His interactive installation My Private Album was shown in Documenta X in 1997, and video game mod installation Q4U (produced by The Renaissance Society, based on Quake III Arena) was shown in Documenta 11 in 2002. Ah_Q is a dancing-pad version of Q4U won the Award of Distinction of Interactive Art, Prix Ars Electronica, 2004.

==Life==
Feng Mengbo (冯梦波) was born in Beijing, 1966. In early 1970s, Chinese Cultural Revolution reached its peak and had a huge impact on Feng's childhood. In late 1970s, as Mao died, Deng took the power and China started its economic reform and open policy. Many new culture and technologies flowed into China from Western countries. Such social changes influenced Feng and his generation in a dramatic way.

In 1993, two years after graduating from the printmaking department of Beijing's Central Academy of Fine Arts at age 27, Feng was invited to exhibit his artworks in the Biennale's “Aperto” exhibition of international emerging artists. At this time period, Feng's paintings based on his memories of childhood, especially the Culture Revolution (1966–1976). He combined these elements with the aesthetic of 8-bit video games to create his early acrylic-on-canvas works, which entitled The Video Endgame Series.

During the same time period, Feng also finished a CD-ROM art named My Private Diary. This is a personal narrative that included sections of sepia-toned family photographs of Feng's family from three generations and many popular graphics from record covers, posters and advertisements in old days.

In 1997, Feng started to spend most of his time on creating computer-based artworks. In the same year, Feng finished his second CD-ROM art, Taking Mount Doom by Strategy. In this work, Feng combined a very popular opera during Chinese Culture Revolution time period with a popular shooter game at that time.

In 1999, Feng started a series of works based on the post-apocalyptic game Quake. Q3 (1999) is a 32-minute computer-generated film made by him. Feng inserted the image of himself into the film in order to realize his childhood dream- to be a hero. In 2002, Feng took a step further and created Q4U. By altering the open-source code of the game Quake III Arena, he turned all the characters in the game into his own images.

In October 2008, Feng exhibited his new work Q2008 at the annual Shanghai eArts Festival. Instead of inserting his own image into the game, Q2008 featured naked CG women armed with cell phones and shoot flowers.
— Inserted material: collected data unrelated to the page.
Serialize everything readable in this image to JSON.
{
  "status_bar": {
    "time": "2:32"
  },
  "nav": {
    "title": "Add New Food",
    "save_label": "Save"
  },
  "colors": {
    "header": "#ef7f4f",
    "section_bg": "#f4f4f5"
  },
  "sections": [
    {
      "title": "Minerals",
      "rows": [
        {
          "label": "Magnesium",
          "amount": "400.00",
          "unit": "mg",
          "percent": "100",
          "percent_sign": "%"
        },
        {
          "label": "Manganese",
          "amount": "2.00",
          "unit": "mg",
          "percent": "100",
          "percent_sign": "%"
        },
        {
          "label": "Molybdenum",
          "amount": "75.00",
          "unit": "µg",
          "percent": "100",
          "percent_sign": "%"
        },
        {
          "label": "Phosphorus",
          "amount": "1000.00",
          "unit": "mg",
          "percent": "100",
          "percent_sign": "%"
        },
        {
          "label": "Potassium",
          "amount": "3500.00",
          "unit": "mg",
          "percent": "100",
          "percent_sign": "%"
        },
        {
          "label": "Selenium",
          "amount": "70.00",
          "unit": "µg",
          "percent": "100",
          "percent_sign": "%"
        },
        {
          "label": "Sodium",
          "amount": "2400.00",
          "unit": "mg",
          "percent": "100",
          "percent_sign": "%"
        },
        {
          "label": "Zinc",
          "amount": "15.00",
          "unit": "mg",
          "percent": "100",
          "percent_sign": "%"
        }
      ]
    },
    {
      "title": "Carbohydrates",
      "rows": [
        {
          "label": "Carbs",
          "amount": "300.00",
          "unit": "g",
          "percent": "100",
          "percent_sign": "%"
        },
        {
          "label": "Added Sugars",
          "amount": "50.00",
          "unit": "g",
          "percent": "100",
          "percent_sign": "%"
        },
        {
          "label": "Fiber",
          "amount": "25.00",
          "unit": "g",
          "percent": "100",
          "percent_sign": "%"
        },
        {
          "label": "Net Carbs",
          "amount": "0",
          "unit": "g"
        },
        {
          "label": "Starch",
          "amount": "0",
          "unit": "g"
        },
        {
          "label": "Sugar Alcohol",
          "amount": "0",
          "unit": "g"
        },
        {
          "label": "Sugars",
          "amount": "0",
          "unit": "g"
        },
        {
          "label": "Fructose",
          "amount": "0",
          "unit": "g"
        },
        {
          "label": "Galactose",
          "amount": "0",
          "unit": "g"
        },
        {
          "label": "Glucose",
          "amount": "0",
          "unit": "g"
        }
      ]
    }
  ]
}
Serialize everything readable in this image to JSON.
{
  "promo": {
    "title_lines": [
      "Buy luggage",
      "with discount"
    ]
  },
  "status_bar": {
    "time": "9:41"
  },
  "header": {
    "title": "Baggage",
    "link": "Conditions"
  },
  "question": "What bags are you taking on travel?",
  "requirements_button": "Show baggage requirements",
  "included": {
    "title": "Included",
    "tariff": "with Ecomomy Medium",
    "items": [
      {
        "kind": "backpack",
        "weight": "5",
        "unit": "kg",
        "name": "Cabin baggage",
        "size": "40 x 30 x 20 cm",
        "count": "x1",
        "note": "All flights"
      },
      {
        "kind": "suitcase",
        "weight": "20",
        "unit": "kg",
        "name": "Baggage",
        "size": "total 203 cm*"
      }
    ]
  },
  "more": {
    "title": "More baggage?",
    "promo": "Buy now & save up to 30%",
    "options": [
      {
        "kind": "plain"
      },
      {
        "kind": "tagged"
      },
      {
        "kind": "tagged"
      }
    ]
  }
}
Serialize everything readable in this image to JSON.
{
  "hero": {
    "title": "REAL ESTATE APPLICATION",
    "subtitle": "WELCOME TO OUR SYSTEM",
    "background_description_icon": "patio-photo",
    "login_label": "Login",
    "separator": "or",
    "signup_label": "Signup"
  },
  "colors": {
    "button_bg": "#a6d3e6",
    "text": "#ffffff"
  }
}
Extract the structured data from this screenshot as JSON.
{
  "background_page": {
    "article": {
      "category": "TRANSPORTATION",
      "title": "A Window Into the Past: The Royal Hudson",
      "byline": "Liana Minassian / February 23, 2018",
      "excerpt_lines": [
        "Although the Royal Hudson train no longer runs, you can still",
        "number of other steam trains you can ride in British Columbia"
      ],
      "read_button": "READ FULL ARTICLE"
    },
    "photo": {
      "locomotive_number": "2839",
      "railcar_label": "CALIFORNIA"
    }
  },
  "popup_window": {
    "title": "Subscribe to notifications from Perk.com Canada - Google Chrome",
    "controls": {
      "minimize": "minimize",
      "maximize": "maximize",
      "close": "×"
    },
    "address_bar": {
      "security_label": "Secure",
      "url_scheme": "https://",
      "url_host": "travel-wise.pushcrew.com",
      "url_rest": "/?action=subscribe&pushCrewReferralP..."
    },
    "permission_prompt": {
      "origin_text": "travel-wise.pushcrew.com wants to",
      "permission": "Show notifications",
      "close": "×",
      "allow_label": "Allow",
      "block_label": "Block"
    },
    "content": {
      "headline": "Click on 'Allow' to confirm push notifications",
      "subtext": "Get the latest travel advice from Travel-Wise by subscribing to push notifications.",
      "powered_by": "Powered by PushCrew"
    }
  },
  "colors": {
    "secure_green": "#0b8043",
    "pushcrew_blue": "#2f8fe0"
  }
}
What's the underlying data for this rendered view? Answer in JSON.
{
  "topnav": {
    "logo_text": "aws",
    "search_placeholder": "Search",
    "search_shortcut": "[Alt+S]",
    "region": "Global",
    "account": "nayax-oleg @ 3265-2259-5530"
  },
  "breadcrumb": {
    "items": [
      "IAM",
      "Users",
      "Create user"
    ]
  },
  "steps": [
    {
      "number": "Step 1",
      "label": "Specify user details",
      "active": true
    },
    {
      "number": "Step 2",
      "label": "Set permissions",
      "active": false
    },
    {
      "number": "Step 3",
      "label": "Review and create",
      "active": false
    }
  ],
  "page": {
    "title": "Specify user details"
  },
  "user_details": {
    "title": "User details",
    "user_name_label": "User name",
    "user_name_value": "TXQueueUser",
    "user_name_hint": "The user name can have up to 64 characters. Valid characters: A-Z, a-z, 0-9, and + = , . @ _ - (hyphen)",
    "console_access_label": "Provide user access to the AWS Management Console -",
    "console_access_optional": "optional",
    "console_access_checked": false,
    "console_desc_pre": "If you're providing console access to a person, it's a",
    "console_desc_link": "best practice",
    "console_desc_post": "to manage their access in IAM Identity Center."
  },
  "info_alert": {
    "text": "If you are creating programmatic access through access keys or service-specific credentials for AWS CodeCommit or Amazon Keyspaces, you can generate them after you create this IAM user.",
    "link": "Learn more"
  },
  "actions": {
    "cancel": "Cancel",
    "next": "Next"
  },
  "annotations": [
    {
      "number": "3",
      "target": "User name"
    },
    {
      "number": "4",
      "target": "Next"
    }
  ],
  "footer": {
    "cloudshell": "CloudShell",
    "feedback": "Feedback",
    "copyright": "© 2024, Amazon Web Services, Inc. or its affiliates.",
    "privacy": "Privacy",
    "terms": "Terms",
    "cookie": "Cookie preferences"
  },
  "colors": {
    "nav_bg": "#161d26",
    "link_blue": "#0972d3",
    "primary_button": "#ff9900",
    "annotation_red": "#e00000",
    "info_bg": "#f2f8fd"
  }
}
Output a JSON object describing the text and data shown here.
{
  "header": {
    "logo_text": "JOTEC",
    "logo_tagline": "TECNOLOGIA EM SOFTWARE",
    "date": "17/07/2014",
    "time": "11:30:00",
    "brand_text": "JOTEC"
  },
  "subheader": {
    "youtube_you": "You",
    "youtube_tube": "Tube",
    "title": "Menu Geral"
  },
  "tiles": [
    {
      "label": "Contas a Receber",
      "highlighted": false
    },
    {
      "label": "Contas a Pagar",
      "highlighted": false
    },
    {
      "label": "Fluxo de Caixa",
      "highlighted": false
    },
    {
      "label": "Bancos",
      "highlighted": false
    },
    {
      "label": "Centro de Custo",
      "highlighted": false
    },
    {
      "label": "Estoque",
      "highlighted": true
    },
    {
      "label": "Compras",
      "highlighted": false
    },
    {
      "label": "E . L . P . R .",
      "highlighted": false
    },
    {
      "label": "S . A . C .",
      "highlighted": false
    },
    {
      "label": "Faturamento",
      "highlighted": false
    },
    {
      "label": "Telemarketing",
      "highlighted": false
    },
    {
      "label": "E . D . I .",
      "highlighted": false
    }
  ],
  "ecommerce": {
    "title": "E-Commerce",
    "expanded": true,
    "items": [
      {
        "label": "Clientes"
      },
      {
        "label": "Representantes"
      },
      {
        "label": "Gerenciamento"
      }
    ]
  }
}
In 2009, Feng finished another computer game-based work, Long March Restart (2009). This is the final work of Game Over: Long March (a series of paintings Feng created in 1993). Again, Feng used the image of Yang Zirong (his childhood hero in Taking Mount Doom by Strategy) as the main character in Long March: Restart.

==Work==

- Long March:Restart

Long March: Restart

Long March: Restart is a videogame Feng created based on Long March: Game Over, which is a series of oil paintings that combined the Long March (a famous Chinese military campaign, from 1934 to 1936, led by Mao Zedong) with elements from popular videogames. The paintings are more like videogame screen with digitized Red Army soldier that throws Coca-Cola cans as grenades at his enemies.

Long March: Restart continued this style and became a single player positioned video game. In 2008, this work was displayed for the first time on an 80-foot-long digital wall in MoMA PS1, New York. Viewers can take over a wireless controller and control the Red Army Soldier through 14 stages, which is familiar to Super Mario Bros.

Then what makes the work so unique? In Feng's own words :original intention in designing the installation, which lies in the continued use of the audience's, i.e. the gamers’, way of motion as the chief measuring mechanism...I wanted to enable the character to move freely along the stretched scroll. Because of the vast space of the exhibition hall and the intentionally designed pace of the character, the gamer and the audience would have to dash to catch up with the character.

- My Private Album

This is a personal narrative that included sections of sepia-toned family photographs of Feng's family from three generations and many popular graphics from record covers, posters and advertisements in old days.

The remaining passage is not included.